Clarence Brown Theatre uses sign language to reach audiences

The holidays bring us many time honored traditions. One that many look forward to is Charles Dickens' classic A Christmas Carol performed at The Clarence Brown Theatre.

"It's a famous story I think largely because of the hope for redemption that it offers. There is always the possibility for change and change may come in all shapes and sizes and quite unexpectedly."

More recently The Clarence Brown Theatre has taken steps to expand its performances to a greater audience. "We are reaching out to a lot of different groups and one of them is the deaf community. We're trying to make an effort to open up the door to the theatre to as many people as we can, make it both accessible and something they look forward to."

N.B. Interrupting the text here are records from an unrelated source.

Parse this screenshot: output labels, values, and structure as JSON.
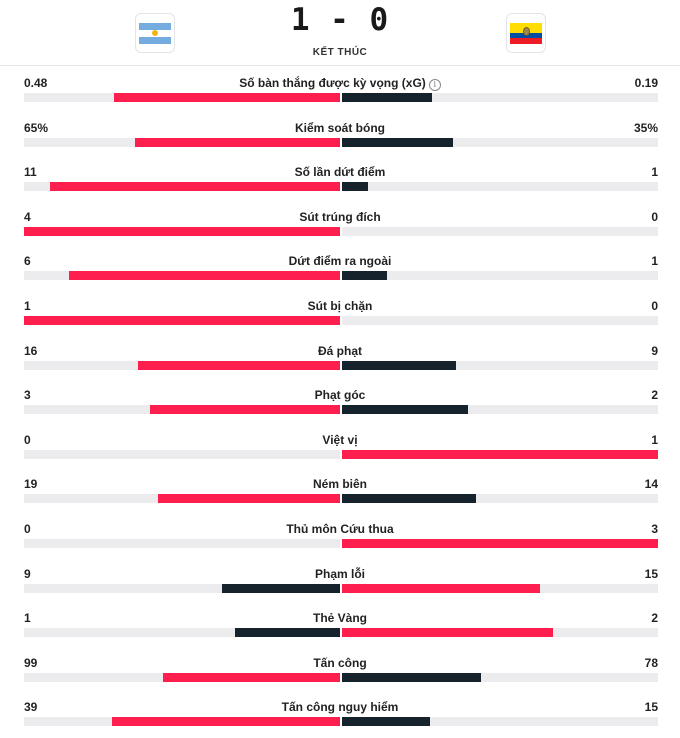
{
  "match": {
    "score": "1 - 0",
    "status": "KẾT THÚC",
    "home_icon": "argentina-flag",
    "away_icon": "ecuador-flag"
  },
  "colors": {
    "winner_bar": "#ff1f4e",
    "loser_bar": "#16232d",
    "track": "#ececef"
  },
  "stats": [
    {
      "label": "Số bàn thắng được kỳ vọng (xG)",
      "home": "0.48",
      "away": "0.19",
      "home_value": 0.48,
      "away_value": 0.19,
      "info_icon": "i"
    },
    {
      "label": "Kiểm soát bóng",
      "home": "65%",
      "away": "35%",
      "home_value": 65,
      "away_value": 35
    },
    {
      "label": "Số lần dứt điểm",
      "home": "11",
      "away": "1",
      "home_value": 11,
      "away_value": 1
    },
    {
      "label": "Sút trúng đích",
      "home": "4",
      "away": "0",
      "home_value": 4,
      "away_value": 0
    },
    {
      "label": "Dứt điểm ra ngoài",
      "home": "6",
      "away": "1",
      "home_value": 6,
      "away_value": 1
    },
    {
      "label": "Sút bị chặn",
      "home": "1",
      "away": "0",
      "home_value": 1,
      "away_value": 0
    },
    {
      "label": "Đá phạt",
      "home": "16",
      "away": "9",
      "home_value": 16,
      "away_value": 9
    },
    {
      "label": "Phạt góc",
      "home": "3",
      "away": "2",
      "home_value": 3,
      "away_value": 2
    },
    {
      "label": "Việt vị",
      "home": "0",
      "away": "1",
      "home_value": 0,
      "away_value": 1
    },
    {
      "label": "Ném biên",
      "home": "19",
      "away": "14",
      "home_value": 19,
      "away_value": 14
    },
    {
      "label": "Thủ môn Cứu thua",
      "home": "0",
      "away": "3",
      "home_value": 0,
      "away_value": 3
    },
    {
      "label": "Phạm lỗi",
      "home": "9",
      "away": "15",
      "home_value": 9,
      "away_value": 15
    },
    {
      "label": "Thẻ Vàng",
      "home": "1",
      "away": "2",
      "home_value": 1,
      "away_value": 2
    },
    {
      "label": "Tấn công",
      "home": "99",
      "away": "78",
      "home_value": 99,
      "away_value": 78
    },
    {
      "label": "Tấn công nguy hiểm",
      "home": "39",
      "away": "15",
      "home_value": 39,
      "away_value": 15
    }
  ]
}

Dr. David Smith of the UT Center on Deafness is excited for the performance. "Oh yes, I'm very excited about this play. Really it's nice that they we're able to provide the access to the deaf community for this Christmas classic, A Christmas Carol. I will be bringing my own family tonight as well and that's wonderful to be able to enjoy this show together."

Multiple interpreters use sign language to communicate the dialogue to the audience."We get the scripts a couple of months ahead of time and we sit down and analyze the text. Since this is Charles Dickens, the language is a bit of a challenge because there are things said in this play that you would never hear in your everyday life."

The challenges don't end there. The interpreters are responsible for relaying dialogue from multiple characters, lyrics to songs, all with their backs turned to the performance while still trying to convey the mood of the text."We have some really skilled interpreters that will pick up on a lot of emotional things as well. Sometimes they will even steal the show. They don't try to, but it happens."

"It doesn't matter what sort of difficulty we as individuals may have. All of us need to have a kind of a fantasy experience, an immersion into a world beyond our own."